PSA: Don’t Give Money to George Santos
Unless you love parting with your money
After being expelled from the House of Representatives for, among other things, using donor cash to buy himself Botox, Hermés, and OnlyFans, George Santos has started a Cameo account where you, too, can pay $200 for the debatable pleasures of having Santos say some words into his phone camera. Despite $200 being a scootch steep, one of Santos’ first customers was Pennsylvania Senator Jon Fetterman, who had a Santos Cameo sent to Senator Bob Menendez, another “ethically-challenged” legislator who’s been accused of a different but also bananas set of compromising crimes. Fetterman has long sought Menendez’s resignation, and this stunt is one he’s pulled before when he sent a triumphant Snookie Cameo to snake oil salesman and failed gubernatorial candidate Mehmet Oz. What a fun political reality we live in!
I just can’t believe at the end of the cursed year 2023 that anyone is willingly and knowingly giving money to George Santos. I’m all for Fetterman’s campaign against Menendez, and I even enjoy how Fetterman puts his talents as a troll to good use, but there has to be a better way to clown on a corrupt politician than giving money to another corrupt politician. This trick worked so well on “Dr.” Oz because Snookie is famously from New Jersey, the same state that Oz calls home despite running for office in Pennsylvania. The tongue-in-cheek message worked because it highlighted how removed and uncaring Oz was about the people he wanted to represent. It also worked because Snookie was hilariously committed to the bit, and it was greatly entertaining oh, right: Snookie hasn’t been indicted for multiple felonies.
It’s difficult to feel like it’s a terrific burn on a corrupt politician when money was paid to another corrupt politician to do it. It’s an unnecessary compromise of an otherwise clear high ground to take, and it’s a strange way to utilize the news of the moment. It feels like Santos was chosen for this gag because he’s so recognizable as a ridiculous figure and because he’s a recent example of a corrupt politician losing their office, an outcome Fetterman rightly aims to achieve with Menendez. Cutting corruption out of our government, regardless of party, is immensely important, especially in what feels like high season for powerful figures being bought and paid for. The use of Santos also cashes in on his notoriety, potentially boosting Fetterman’s message to people who want to feast on stories about mess, a fine enough strategy for making yourself heard. The cost of this easy press, however, is to give $200 of campaign funds over to the most recognizable name in grift and corruption at this very moment.
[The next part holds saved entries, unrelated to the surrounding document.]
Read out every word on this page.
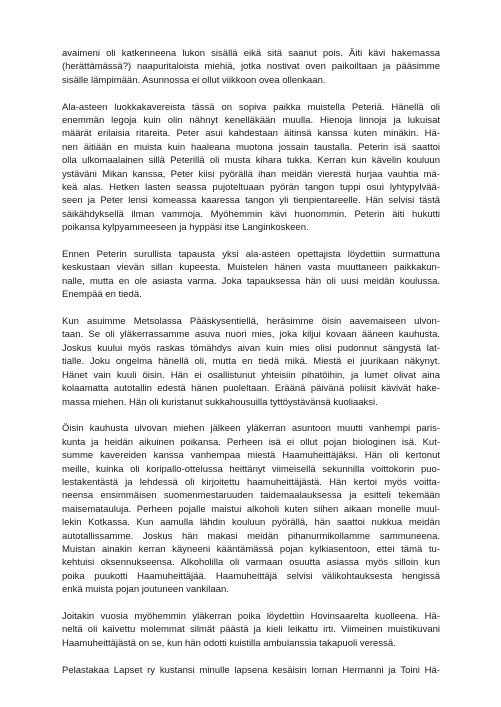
avaimeni oli katkenneena lukon sisällä eikä sitä saanut pois. Äiti kävi hakemassa
(herättämässä?) naapuritaloista miehiä, jotka nostivat oven paikoiltaan ja pääsimme
sisälle lämpimään. Asunnossa ei ollut viikkoon ovea ollenkaan.
Ala-asteen luokkakavereista tässä on sopiva paikka muistella Peteriä. Hänellä oli
enemmän legoja kuin olin nähnyt kenelläkään muulla. Hienoja linnoja ja lukuisat
määrät erilaisia ritareita. Peter asui kahdestaan äitinsä kanssa kuten minäkin. Hä-
nen äitiään en muista kuin haaleana muotona jossain taustalla. Peterin isä saattoi
olla ulkomaalainen sillä Peterillä oli musta kihara tukka. Kerran kun kävelin kouluun
ystäväni Mikan kanssa, Peter kiisi pyörällä ihan meidän vierestä hurjaa vauhtia mä-
keä alas. Hetken lasten seassa pujoteltuaan pyörän tangon tuppi osui lyhtypylvää-
seen ja Peter lensi komeassa kaaressa tangon yli tienpientareelle. Hän selvisi tästä
säikähdyksellä ilman vammoja. Myöhemmin kävi huonommin. Peterin äiti hukutti
poikansa kylpyammeeseen ja hyppäsi itse Langinkoskeen.
Ennen Peterin surullista tapausta yksi ala-asteen opettajista löydettiin surmattuna
keskustaan vievän sillan kupeesta. Muistelen hänen vasta muuttaneen paikkakun-
nalle, mutta en ole asiasta varma. Joka tapauksessa hän oli uusi meidän koulussa.
Enempää en tiedä.
Kun asuimme Metsolassa Pääskysentiellä, heräsimme öisin aavemaiseen ulvon-
taan. Se oli yläkerrassamme asuva nuori mies, joka kiljui kovaan ääneen kauhusta.
Joskus kuului myös raskas tömähdys aivan kuin mies olisi pudonnut sängystä lat-
tialle. Joku ongelma hänellä oli, mutta en tiedä mikä. Miestä ei juurikaan näkynyt.
Hänet vain kuuli öisin. Hän ei osallistunut yhteisiin pihatöihin, ja lumet olivat aina
kolaamatta autotallin edestä hänen puoleltaan. Eräänä päivänä poliisit kävivät hake-
massa miehen. Hän oli kuristanut sukkahousuilla tyttöystävänsä kuoliaaksi.
Öisin kauhusta ulvovan miehen jälkeen yläkerran asuntoon muutti vanhempi paris-
kunta ja heidän aikuinen poikansa. Perheen isä ei ollut pojan biologinen isä. Kut-
summe kavereiden kanssa vanhempaa miestä Haamuheittäjäksi. Hän oli kertonut
meille, kuinka oli koripallo-ottelussa heittänyt viimeisellä sekunnilla voittokorin puo-
lestakentästä ja lehdessä oli kirjoitettu haamuheittäjästä. Hän kertoi myös voitta-
neensa ensimmäisen suomenmestaruuden taidemaalauksessa ja esitteli tekemään
maisemataulujа. Perheen pojalle maistui alkoholi kuten siihen aikaan monelle muul-
lekin Kotkassa. Kun aamulla lähdin kouluun pyörällä, hän saattoi nukkua meidän
autotallissamme. Joskus hän makasi meidän pihanurmikollamme sammuneena.
Muistan ainakin kerran käyneeni kääntämässä pojan kylkiasentoon, ettei tämä tu-
kehtuisi oksennukseensa. Alkoholilla oli varmaan osuutta asiassa myös silloin kun
poika puukotti Haamuheittäjää. Haamuheittäjä selvisi välikohtauksesta hengissä
enkä muista pojan joutuneen vankilaan.
Joitakin vuosia myöhemmin yläkerran poika löydettiin Hovinsaarelta kuolleena. Hä-
neltä oli kaivettu molemmat silmät päästä ja kieli leikattu irti. Viimeinen muistikuvani
Haamuheittäjästä on se, kun hän odotti kuistilla ambulanssia takapuoli veressä.
Pelastakaa Lapset ry kustansi minulle lapsena kesäisin loman Hermanni ja Toini Hä-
There is no way that Fetterman’s mission to oust compromised legislators is worth compromising like this just to get some virality in this media cycle. It’s a very odd fit to pay a corrupt legislator to embarrass another corrupt legislator. This isn’t difficult calculus, and I’m well aware that critical thinking lies under a bridge somewhere shivering away its final moments, but how do you square giving money to a corrupt politician so you can realize your goal of taking down another corrupt politician? Was cashing in on Santos’ name recognition worth that? Was there no other way to get at Menendez?
How are we even in a place where it must be said, “Don’t give money to Goerge Santos”? It’s very likely he’s about to go to prison for a long time, and this desperate, sweaty Cameo tap-dance is an elaborate denial of reality. Santos wants to cement himself as a ridiculous chaos agent, more meme than man. He wants to supplant the reality (grift, theft, following lockstep with MAGA fascists) with a much more “I love mess” version of events in which he’s a funny, Road Runner-esque cartoon figure, what a stinker! And I get it! Santos is acting like a Bravo star and would definitely fit in on Real Housewives, but the reason we’re able to take the many monsters of Bravo lightly is the same reason we should take Santos more seriously: with few exceptions, Bravo monsters contain their monstrosity to Bravo, and none of them have become Congresspeople that used their power illegally and unethically.
Santos is an unserious and frivolous presence, yes, but he’s committed serious crimes. He wants attention for his antics, he wants his comments to go viral, and he wants as many people as possible to send ironic Cameos of him at $200 apiece. So why, taking all of this into account, would we give him what he wants? Why would we play into his games? Santos commits crime after crime, and then we reward him by giving him our money and making him into a fun meme? We don’t subtract from his power or somehow strike a blow against him by laughing at him. Laughter is the goal! He was never serious about his work, so taking him lightly doesn’t rob him of any power, it’s exactly what he wants. He’s a clown and instead of giving him our money out of some misplaced idea that it would embarrass him, we should realize that giving him anything more embarrasses us.
Santos wants to be remembered as a hilarious character in American politics, one so incorrigible he immediately sold Cameos when he was kicked out of Congress. Instead of giving him our money and immortalizing him as one of the greatest jokes, he shouldn’t be remembered at all, outside of being a flash in the pan so openly craven that even the Republicans voted him out.